Born in French Canada, she soon left for Europe, studied music for a while under the guidance of her compatriot Alfred Lalibertè, was an intimate in the circle of great minds who for a while gathered in Brussels around men like Scriabin and Jean Delvaillc, studied philosophy, metaphysics, oriental lore and became thoroughly impregnated with the highest which European culture could offer. Then she came back to Canada; after her marriage she settled for a few years in Toronto, where she began teaching. As she tried to give out knowledge she began to realize how little assured and superficial the ordinary approach to music and piano-playing was. She met avid souls of pupils eager to grow, and what could she offer them? Mere traditions would not feed them.
So with rare spiritual and esthetic honesty she began studying again, alone; she began to go to the roots of things, questioning all systems of playing, all types of techniques. She tried them all on herself, watching results, disappointed mostly, yet here and there finding seeds of genuine truths which waited only to be developed and coherently systematized. She experimented. She lived, allowing nothing vital in the sphere of art and culture to escape her. She helped others.

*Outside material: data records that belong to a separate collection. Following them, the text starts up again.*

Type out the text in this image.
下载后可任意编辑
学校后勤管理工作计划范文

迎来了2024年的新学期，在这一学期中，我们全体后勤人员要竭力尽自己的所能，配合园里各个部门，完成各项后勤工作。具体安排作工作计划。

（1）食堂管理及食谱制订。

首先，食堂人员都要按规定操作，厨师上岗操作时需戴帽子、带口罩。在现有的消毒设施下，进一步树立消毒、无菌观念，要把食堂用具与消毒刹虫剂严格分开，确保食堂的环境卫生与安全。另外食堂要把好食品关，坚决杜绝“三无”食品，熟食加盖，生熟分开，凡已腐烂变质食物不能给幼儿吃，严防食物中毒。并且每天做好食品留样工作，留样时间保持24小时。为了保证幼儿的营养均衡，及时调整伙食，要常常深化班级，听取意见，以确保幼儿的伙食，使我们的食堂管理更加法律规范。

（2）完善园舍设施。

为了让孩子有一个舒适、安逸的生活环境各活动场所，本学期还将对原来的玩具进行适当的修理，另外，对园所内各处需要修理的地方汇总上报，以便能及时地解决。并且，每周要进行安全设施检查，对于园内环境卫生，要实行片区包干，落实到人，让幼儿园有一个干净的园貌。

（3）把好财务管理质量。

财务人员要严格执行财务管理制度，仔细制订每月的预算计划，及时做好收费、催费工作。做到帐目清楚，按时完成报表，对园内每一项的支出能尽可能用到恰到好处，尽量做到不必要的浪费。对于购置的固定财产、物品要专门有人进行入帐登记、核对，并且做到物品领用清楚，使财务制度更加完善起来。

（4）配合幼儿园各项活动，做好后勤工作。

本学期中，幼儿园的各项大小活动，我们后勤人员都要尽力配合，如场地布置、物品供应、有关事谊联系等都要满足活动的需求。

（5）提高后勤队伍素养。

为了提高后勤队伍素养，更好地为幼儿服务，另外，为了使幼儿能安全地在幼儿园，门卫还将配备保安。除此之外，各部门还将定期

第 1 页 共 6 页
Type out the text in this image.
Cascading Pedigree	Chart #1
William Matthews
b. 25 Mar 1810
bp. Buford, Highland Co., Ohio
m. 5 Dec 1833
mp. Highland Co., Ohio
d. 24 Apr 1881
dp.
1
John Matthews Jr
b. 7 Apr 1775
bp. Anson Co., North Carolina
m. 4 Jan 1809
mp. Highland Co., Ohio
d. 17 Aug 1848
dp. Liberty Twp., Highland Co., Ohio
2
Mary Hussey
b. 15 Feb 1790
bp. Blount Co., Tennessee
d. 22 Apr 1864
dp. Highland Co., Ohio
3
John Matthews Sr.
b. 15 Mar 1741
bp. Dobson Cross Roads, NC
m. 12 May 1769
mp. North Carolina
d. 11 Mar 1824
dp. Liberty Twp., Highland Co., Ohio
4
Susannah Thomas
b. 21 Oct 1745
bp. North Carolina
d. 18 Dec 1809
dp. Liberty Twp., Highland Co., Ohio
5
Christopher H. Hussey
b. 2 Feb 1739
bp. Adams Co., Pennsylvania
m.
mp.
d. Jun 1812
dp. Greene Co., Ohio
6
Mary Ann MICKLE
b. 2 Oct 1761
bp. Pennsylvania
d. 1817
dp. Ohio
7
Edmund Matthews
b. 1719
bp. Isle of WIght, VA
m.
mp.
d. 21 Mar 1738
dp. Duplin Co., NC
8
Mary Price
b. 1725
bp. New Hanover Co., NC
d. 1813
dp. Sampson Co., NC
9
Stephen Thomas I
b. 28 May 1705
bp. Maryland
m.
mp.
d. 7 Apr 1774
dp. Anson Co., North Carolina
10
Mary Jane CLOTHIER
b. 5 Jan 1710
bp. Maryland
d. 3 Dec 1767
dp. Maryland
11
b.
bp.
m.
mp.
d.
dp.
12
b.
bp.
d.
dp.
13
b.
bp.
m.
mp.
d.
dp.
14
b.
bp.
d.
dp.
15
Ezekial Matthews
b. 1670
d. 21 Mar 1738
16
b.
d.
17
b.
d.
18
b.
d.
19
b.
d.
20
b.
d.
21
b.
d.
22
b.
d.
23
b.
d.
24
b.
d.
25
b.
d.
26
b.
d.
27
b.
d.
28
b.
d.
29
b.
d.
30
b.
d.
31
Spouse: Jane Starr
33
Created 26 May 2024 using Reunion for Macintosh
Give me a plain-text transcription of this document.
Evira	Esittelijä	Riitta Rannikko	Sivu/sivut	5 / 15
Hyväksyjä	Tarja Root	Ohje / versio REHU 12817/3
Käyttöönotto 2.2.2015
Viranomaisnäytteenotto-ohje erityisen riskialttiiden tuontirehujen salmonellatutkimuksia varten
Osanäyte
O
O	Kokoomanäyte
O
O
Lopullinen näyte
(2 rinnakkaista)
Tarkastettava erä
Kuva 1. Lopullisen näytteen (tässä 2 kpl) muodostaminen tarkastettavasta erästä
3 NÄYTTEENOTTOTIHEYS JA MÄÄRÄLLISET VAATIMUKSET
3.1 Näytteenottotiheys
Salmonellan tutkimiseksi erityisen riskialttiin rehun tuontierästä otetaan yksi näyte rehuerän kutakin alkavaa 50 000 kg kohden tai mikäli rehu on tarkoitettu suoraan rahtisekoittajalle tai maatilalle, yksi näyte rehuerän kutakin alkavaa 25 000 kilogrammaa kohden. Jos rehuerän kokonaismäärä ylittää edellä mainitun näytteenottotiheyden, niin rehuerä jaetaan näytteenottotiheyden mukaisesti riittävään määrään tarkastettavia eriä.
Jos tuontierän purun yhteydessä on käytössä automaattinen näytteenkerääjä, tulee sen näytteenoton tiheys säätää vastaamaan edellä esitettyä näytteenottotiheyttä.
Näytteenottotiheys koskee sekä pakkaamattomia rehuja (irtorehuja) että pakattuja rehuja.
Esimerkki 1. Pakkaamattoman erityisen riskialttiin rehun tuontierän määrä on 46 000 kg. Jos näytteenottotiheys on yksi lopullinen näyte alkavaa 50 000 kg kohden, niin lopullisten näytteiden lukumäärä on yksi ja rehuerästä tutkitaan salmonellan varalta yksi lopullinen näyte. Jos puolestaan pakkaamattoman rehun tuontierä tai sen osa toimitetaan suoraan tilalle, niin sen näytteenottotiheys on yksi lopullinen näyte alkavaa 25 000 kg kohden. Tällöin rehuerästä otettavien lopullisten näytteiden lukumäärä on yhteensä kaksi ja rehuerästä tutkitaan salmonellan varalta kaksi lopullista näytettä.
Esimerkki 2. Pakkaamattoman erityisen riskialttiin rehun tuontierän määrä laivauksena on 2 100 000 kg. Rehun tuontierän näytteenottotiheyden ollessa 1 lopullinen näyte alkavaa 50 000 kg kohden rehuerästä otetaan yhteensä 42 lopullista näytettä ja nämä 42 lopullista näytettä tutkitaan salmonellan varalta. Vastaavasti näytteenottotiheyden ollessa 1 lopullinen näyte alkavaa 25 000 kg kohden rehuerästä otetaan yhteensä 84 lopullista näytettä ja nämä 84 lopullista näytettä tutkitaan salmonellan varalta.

Then she felt herself ready to go to a wider field of work, to give the result of those struggling and in some ways, arid years. She moved to Chicago where she has been teaching ever since. This was about six years ago. Now she has more pupils than she can take care of and what is infinitely more important her influence has radiated so much that a splendid cultural nucleus has been forming around her, and that most talented youths are ceaselessly coming to her for guidance.
We spoke of the real higher relationship of teacher to disciple as understood in the East. Such is exemplified in her relation to her greatest pupil, now a pianist of national repute, Gitta Gradova. To her Djane Lavoie-Herz devoted much of her own life-energies; for in her she found a most wonderful germ ready to burst forth into a marvelous growth, as soon as real care would be bestowed upon her. Patiently, lovingly, in the real spirit of giving, she taught the eager youth not only piano, but music, culture, life. And now Gitta Gradova is able to bear forth the message, to spread the good news of an art based on life, of interpretations born out of the heart, quickened by the very warmth of ideals lived by and realized.
Others are following. Three or four young students now in their teens, are ready to blaze forth as real interpreters and perhaps creators, when the proper time of their maturity comes. A few weeks ago one of the most promising, Rose Neistein, gave her first recital in Chicago and scored a splendid success. Highly sensitive with a pure openness of heart and a remarkable delicacy of feeling for her years, this newcomer promises to go very far.
The important thing is that here in Djane Lavoie-Herz' work and radiation one can feel a little fountain of life, of vibrant life. Music has become so stifled by materialistic valuations nowadays, by a false idea of technical perfection which kills the spirit in order to refine endlessly the surface; music has become so thoroughly hypnotized by the fallacy of going back to classicism and the Seventeenth century, by the notion that musical works are decorative patterns, "pure forms"; piano-playing has become so cold, so sterilized by the slavish adherence to score which pretends to rule over the very life-throbs of the interpreter degraded into a sort of executive machine — that one welcomes with unbounded joy the presence of a center of real artistic emanations, where human beings realize themselves as interpreters of life through music, instead of mere virtuosi, where a teacher, conscious of her higher duties and prerogatives lives by such a realization, and thus helps others to be born and to give.